Young, but well-known
At the age of 20 and 225 days, he is now the youngest player ever to rack up so many presences in the Bundesliga, having already played his 100th game in all competitions at the tender age of 19, two years on from his Schalke debut on 15 January 2011. In that brief but productive period, Draxler has become one of the Bundesliga's most familiar faces.
His first goal - on 1 April 2011 - made him the league's youngest ever scorer. A further 25 efforts have followed in all competitions since (a total of 14 in the Bundesliga), with few more important perhaps than this season's UEFA Champions League play-off strike that secured the Royal Blues their place in Europe's elite club competition at Greek outfit PAOK's expense.
Fast forward nine months, and there would arguably be no better time for him to repeat the trick and end a current league goalscoring drought than on Matchday 34. Draxler has not found the net in 1213 minutes of Bundesliga fare, a run of 15 games, but after starting the season off with such a priceless hit, the Germany international is now in a position to round off Schalke's season with a similarly invaluable goal this Saturday.

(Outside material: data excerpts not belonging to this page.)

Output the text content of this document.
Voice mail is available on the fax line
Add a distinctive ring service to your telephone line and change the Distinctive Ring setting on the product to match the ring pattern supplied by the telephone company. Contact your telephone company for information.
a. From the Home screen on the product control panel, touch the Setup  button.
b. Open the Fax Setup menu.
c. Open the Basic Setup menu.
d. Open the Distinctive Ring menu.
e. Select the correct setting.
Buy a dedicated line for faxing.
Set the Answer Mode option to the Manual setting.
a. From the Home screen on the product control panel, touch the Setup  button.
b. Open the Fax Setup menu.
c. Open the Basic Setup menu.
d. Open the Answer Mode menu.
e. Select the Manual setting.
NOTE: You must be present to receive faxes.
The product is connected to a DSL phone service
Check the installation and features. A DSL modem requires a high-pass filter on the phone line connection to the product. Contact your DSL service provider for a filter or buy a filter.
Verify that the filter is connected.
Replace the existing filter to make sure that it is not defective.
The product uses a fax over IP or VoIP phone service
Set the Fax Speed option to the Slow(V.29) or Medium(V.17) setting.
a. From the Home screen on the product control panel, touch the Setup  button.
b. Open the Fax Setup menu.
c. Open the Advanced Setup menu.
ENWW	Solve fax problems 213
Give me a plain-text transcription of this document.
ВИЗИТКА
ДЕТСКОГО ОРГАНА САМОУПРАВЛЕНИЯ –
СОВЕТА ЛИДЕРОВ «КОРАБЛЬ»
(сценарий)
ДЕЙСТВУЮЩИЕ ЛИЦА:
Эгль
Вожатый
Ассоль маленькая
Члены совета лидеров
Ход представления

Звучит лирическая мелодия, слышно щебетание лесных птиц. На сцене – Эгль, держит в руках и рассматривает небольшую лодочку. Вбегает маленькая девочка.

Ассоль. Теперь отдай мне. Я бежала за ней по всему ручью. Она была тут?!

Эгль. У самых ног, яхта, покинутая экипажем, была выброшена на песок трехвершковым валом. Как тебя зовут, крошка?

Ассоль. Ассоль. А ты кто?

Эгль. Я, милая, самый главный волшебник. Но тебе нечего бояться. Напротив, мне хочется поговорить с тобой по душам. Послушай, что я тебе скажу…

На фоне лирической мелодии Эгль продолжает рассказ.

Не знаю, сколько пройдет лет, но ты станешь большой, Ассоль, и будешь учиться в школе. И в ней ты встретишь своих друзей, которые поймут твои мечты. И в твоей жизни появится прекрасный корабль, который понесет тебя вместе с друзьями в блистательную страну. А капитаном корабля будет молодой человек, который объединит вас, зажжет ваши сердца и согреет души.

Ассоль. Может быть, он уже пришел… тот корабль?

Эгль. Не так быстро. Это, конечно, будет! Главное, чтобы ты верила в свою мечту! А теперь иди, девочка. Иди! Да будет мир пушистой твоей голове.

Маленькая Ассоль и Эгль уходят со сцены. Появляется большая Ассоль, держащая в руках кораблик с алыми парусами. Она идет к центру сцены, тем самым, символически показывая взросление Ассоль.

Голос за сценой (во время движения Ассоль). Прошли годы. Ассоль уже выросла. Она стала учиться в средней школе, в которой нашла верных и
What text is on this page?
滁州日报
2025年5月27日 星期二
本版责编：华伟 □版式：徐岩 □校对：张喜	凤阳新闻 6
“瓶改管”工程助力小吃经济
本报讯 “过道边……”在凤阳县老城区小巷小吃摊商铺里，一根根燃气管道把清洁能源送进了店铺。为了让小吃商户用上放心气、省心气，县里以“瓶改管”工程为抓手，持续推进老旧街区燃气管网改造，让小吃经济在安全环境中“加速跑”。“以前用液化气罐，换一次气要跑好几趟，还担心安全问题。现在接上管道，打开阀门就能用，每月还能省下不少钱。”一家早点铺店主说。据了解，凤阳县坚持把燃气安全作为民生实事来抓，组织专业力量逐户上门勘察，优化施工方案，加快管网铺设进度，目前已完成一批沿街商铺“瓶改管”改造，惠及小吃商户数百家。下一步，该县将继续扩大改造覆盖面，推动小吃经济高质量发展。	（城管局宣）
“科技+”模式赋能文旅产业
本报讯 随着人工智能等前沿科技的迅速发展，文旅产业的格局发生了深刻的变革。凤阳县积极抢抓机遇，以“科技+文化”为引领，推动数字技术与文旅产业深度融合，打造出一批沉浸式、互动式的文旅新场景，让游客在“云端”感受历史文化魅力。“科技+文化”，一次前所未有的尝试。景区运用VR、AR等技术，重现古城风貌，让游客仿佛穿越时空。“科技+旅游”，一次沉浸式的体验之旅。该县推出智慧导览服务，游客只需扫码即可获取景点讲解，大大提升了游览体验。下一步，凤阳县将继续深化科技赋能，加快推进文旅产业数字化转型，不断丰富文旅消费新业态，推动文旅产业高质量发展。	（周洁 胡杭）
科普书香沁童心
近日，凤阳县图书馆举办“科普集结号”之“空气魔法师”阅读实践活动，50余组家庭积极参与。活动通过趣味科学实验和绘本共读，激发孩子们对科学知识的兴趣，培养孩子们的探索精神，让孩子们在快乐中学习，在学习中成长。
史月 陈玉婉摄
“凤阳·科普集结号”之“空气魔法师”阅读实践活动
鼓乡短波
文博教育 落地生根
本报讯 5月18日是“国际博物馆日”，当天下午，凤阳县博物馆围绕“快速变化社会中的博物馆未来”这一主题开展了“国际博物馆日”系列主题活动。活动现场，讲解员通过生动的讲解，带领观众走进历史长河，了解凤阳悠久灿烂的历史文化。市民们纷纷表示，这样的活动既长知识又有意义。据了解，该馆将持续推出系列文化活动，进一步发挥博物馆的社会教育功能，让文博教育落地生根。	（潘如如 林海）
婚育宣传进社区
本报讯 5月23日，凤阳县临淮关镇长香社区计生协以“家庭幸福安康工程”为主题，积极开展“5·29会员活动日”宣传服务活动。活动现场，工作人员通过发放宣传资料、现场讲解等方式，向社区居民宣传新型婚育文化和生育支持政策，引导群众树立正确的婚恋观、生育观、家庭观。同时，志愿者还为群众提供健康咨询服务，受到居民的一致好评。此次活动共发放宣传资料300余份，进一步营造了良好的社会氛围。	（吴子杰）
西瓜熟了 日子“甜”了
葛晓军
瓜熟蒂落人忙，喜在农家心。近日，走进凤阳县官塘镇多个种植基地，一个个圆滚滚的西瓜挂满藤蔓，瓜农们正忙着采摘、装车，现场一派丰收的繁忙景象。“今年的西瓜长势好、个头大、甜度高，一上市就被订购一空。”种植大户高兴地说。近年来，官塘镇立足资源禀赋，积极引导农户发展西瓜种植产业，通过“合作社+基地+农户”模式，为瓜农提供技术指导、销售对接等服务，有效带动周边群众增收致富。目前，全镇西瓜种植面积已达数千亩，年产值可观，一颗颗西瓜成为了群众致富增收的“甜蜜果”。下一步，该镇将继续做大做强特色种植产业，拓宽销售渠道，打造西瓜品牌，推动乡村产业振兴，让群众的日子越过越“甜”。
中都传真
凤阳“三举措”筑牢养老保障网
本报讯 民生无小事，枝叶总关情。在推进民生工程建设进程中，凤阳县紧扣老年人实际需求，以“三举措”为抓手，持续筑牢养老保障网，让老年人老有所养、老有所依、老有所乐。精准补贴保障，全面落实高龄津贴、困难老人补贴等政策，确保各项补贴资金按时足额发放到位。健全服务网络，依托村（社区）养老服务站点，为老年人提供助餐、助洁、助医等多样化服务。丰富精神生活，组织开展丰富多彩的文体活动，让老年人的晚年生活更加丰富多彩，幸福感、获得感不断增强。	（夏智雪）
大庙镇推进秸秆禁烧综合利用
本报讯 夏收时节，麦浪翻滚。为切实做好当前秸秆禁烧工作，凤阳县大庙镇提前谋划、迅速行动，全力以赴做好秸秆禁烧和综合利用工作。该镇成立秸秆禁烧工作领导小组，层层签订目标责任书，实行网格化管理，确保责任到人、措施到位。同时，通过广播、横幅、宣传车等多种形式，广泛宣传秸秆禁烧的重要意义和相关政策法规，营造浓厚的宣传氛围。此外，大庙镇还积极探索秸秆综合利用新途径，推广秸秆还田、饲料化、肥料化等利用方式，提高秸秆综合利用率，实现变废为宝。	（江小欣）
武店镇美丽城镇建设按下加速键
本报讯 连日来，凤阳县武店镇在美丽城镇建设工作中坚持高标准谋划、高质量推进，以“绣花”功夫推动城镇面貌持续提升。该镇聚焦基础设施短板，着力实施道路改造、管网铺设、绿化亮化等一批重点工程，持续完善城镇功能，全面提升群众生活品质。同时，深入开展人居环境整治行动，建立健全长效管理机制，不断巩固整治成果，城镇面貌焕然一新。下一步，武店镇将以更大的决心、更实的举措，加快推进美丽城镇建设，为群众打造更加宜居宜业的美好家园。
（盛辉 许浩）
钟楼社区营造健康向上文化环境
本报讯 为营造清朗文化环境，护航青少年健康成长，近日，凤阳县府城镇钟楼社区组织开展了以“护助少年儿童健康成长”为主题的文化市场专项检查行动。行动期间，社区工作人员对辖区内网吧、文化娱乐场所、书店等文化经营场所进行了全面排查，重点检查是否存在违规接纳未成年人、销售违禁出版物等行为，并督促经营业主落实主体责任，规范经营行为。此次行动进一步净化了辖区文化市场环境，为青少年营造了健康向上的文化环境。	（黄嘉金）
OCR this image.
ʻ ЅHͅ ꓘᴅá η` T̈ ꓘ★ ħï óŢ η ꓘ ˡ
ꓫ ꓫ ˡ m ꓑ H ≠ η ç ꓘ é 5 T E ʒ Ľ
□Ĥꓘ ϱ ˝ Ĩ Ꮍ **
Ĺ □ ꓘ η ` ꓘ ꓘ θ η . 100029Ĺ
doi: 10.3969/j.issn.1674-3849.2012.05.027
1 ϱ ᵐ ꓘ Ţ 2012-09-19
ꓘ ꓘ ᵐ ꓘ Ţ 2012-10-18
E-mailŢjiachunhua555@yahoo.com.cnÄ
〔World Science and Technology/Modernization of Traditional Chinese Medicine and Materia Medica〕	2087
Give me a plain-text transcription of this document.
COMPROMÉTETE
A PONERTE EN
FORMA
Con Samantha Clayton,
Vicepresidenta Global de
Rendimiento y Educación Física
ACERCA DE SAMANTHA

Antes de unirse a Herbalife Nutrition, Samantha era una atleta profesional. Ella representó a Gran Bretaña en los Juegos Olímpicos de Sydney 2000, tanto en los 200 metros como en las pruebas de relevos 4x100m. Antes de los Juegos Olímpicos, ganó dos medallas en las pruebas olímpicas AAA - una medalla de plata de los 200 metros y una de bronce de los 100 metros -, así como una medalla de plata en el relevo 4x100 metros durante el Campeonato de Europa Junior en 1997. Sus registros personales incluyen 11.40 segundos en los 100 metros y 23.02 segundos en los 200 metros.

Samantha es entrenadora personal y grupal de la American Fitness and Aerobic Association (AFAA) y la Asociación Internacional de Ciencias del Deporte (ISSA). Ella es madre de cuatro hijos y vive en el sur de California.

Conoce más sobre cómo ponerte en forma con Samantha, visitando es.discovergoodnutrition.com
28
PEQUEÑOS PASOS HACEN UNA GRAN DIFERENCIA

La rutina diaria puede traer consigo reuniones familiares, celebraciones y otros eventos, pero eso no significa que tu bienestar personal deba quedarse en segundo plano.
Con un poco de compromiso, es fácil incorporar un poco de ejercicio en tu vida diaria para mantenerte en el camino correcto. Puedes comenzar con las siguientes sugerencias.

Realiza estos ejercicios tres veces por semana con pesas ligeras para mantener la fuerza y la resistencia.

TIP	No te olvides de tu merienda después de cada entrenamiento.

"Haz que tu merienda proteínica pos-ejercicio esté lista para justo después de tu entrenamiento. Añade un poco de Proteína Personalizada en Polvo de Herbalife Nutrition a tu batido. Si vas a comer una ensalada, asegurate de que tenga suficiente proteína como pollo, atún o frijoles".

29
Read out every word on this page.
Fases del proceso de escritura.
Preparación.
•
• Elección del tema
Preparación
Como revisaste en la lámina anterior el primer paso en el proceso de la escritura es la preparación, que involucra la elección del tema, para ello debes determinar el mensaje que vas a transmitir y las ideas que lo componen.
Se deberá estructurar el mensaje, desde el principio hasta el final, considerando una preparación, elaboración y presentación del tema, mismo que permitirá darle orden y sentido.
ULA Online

The Gelsenkirchen club need just to avoid defeat against relegation-threatened 1. FC Nürnberg at the weekend to clinch their place in the group stage of next year's Champions League, and avoid the need for a nail-biting play-off like last term. However, when you have Draxler in your side, such a prospect is no longer so formidable.
Changing his game
"What we need from him is that special something, which he no doubt has," said his coach Jens Keller on the subject of the German hotshot's recent dip in form. "He's changed his game, which is right, and he continues to have top values in terms of distance covered, but his creative momentum has fallen by the wayside a little. I've told him he mustn't neglect his footballing skills. He's been lacking courage in decisive situations. I've shown him some videos and he sees things the same way."
Far from kicking a man when he's down, Keller just wanted to remind Draxler of exactly what has made him such a big name, and why the expectations atop his ever-maturing shoulders have grown exponentially in such a short space of time. Schalke and Germany's youngest Champions League goalscorer, the Royal Blues' top assist provider (six in 2013/14) and a first-team regular of three years: he may have already achieved a lot, but there is still plenty more to come.